Gunmaker Smith & Wesson (NASDAQ:AOBC) reported fiscal first-quarter 2016 earnings last week -- and the crowd went wild. After-hours trading post-earnings saw S&W shares surge 6.2%, which, on top of the shares' 1.7% run-up during ordinary trading hours, brought the stock to within a whisker of an 8% gain for the day.
Was it justified? That's what we're here to find out, so let's begin with the highlights.
On Thursday, S&W reported:
- Net sales of $147.8 million, up 12% from fiscal first-quarter 2015 and 3.5% ahead of Wall Street estimates.
- Gross margins expanded by a good 260 basis points, rising to 39.8%.
- Operating costs -- from R&D investments to simple selling, general, and administrative costs -- surged alongside sales, holding operating profit margin gains to just 70 basis points. But that was still an improvement.
- A raft of one-time charges, however, prevented all this good news from filtering down to the bottom line. Net profit for the quarter actually lagged last year's first-quarter number slightly, and per-share profits were flat year over year at $0.26.
Perhaps the best news of all was the improvement in free cash flow. While S&W is still not generating anywhere near as much cash from its business as its income statement suggests, operating cash flow was still up 54% year over year, while capital spending was down 46%. Result: Whereas one year ago S&W was running free cash flow-negative -- burning cash even as it reported strong GAAP profits -- this time around, S&W generated an honest-to-goodness cash profit. Free cash flow for the quarter came to $8.7 million.
Commenting on the results, CEO James Debney said S&W's sales and profits both "exceeded our expectations," with M&P15 Sport rifles, Thompson/Center Arms bolt-action rifles, and M&P Shield polymer pistols all being strong sellers in the quarter. Based on the strong first-quarter results, management is also tweaking its guidance for the current fiscal second quarter and for the full fiscal year.

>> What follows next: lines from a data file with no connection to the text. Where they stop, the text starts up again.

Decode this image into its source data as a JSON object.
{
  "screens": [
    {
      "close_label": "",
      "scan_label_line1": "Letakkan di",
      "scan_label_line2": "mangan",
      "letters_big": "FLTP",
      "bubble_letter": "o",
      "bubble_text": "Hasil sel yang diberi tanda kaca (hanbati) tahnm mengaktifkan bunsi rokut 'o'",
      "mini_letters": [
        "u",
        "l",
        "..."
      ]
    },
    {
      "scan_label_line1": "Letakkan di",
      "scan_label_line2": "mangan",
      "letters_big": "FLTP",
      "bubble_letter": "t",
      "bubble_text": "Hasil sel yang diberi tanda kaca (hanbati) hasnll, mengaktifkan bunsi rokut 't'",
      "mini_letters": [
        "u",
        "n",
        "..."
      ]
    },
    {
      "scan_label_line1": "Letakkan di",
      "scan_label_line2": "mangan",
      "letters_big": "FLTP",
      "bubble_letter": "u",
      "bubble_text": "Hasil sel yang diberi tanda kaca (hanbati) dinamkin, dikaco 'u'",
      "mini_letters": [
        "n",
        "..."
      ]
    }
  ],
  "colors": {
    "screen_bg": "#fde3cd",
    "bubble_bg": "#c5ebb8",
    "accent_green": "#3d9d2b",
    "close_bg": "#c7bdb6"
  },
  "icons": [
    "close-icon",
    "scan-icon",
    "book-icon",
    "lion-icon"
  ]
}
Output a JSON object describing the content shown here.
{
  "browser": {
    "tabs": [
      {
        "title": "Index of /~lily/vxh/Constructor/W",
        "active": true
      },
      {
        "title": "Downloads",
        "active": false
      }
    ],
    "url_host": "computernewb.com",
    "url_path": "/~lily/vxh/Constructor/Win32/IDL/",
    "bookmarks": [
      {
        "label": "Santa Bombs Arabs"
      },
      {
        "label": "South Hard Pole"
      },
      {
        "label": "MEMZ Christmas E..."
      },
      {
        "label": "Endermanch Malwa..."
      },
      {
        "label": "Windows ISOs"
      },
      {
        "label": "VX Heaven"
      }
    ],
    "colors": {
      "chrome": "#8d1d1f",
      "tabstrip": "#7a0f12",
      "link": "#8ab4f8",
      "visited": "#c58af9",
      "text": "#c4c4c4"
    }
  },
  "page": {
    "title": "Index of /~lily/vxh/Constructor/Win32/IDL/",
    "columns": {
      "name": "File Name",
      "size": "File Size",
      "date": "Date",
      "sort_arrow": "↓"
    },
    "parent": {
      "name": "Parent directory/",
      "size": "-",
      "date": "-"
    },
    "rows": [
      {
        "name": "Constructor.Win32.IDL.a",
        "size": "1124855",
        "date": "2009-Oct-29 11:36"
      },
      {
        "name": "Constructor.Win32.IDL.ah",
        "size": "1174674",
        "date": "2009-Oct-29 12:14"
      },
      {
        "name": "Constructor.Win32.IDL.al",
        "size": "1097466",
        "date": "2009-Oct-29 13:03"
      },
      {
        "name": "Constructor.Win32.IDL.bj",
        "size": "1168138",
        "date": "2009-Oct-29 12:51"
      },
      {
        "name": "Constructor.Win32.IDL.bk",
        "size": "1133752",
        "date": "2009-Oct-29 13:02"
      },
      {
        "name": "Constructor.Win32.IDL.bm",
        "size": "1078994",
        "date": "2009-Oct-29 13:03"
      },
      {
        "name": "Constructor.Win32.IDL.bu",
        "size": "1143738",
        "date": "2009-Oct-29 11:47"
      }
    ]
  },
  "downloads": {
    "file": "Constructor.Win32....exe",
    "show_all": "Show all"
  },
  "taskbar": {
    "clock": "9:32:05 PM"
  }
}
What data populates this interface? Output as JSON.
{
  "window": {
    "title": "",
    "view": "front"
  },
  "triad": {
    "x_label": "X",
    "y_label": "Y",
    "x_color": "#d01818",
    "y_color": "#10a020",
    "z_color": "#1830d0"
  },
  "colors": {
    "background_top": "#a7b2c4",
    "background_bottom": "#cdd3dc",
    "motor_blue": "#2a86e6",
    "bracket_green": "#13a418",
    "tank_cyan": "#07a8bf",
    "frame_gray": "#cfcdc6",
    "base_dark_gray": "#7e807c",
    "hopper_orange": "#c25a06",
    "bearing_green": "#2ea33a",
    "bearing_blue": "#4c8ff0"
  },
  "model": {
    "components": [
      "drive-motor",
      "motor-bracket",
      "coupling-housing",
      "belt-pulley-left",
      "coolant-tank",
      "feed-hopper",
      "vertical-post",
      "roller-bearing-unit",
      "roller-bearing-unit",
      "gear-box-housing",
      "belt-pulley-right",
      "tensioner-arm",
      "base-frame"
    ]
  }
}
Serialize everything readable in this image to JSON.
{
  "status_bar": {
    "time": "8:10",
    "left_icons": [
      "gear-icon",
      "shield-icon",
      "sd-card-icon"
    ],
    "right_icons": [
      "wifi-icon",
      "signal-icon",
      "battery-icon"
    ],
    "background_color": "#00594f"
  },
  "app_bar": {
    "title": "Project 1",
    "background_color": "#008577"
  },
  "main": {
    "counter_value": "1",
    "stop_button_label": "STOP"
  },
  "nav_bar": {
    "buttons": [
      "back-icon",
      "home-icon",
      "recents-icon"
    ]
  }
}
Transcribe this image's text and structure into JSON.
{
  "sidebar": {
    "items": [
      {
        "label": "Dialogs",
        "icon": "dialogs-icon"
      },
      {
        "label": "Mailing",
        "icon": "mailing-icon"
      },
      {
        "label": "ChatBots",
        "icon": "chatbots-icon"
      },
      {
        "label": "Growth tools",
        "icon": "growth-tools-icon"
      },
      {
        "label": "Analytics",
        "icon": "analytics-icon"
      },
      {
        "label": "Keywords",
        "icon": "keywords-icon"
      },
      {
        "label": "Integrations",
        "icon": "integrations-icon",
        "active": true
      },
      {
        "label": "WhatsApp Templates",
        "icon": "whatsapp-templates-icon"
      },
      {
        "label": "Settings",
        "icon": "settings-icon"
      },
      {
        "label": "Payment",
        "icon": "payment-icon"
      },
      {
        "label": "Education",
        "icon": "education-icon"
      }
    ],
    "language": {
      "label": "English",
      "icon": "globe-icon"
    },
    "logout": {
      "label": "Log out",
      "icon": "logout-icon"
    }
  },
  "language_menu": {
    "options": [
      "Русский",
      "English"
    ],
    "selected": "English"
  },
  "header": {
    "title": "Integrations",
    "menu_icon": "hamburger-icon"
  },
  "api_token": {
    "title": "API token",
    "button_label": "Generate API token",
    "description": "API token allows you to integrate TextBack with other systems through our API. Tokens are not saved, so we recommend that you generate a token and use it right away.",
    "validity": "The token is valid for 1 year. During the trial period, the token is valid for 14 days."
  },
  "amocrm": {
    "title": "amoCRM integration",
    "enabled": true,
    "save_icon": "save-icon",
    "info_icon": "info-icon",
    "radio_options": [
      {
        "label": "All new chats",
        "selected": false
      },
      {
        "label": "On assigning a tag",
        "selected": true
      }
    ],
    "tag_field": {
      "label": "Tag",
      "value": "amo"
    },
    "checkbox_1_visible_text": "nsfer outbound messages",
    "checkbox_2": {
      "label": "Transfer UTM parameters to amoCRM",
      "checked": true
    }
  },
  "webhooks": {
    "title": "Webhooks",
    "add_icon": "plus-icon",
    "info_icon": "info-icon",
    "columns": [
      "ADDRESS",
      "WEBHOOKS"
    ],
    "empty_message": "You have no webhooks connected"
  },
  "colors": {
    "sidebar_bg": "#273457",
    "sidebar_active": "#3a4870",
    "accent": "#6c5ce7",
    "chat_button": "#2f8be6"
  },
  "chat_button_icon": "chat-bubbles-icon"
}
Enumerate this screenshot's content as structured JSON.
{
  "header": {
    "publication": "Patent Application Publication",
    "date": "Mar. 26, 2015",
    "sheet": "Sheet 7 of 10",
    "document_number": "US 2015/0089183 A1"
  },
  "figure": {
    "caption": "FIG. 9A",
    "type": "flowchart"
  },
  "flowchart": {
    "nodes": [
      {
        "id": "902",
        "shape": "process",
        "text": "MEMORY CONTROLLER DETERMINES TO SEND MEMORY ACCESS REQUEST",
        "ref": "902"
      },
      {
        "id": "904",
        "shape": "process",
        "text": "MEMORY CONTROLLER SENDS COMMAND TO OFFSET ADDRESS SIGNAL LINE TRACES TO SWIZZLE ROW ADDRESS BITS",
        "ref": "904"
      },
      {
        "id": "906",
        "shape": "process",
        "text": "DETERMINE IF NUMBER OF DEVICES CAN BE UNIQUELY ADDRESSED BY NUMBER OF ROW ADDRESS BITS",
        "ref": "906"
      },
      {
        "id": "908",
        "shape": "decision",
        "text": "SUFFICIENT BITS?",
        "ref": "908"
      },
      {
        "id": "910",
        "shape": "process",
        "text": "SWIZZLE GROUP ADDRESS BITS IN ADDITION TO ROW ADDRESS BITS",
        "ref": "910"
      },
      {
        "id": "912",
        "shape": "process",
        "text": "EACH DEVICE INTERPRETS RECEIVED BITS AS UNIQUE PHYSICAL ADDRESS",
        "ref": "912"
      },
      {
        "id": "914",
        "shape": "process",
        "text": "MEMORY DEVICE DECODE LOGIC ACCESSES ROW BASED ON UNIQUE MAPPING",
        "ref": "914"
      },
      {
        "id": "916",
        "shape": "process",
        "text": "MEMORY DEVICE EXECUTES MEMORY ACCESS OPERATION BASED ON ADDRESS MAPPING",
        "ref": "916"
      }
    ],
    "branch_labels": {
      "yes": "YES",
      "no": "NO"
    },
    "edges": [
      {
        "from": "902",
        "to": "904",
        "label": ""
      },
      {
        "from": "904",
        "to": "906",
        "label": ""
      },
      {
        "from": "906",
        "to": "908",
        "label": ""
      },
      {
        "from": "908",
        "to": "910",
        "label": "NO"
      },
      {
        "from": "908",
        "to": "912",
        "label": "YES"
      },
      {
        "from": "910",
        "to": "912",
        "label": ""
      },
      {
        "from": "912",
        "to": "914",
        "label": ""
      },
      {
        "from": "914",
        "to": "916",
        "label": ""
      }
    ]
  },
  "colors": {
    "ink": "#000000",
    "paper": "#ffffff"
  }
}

This quarter, management expects to earn between $0.16 and $0.18 per share on anywhere from $135 million to $140 million in sales. By year-end, S&W says it should have earned between $0.99 and $1.04 per share and booked between $610 million and $620 million in sales.
Assuming this is how things play out, Smith & Wesson, which earned $0.90 per share last year and $0.90 over the past 12 months as well, will grow earnings 10% to 15% this year. Its P/E ratio, currently at 18 based on trailing results, will accordingly fall to just 15.6.
That's not a half-bad price for a near-term 15% grower, even without a dividend. The stock looks even more attractive when you consider that free cash flow at Smith & Wesson, according to data from S&P Capital IQ, now shows an even $100 million generated over the past year. At an enterprise value of just over $1 billion, that makes for an EV/FCF ratio of just 10 -- a fair price even if Smith & Wesson grows profits no faster than 10% annually over the next five years. Meanwhile, analysts who follow the stock continue to project long-term earnings growth of 14%.
Long story short: You can comfortably go long on this stock.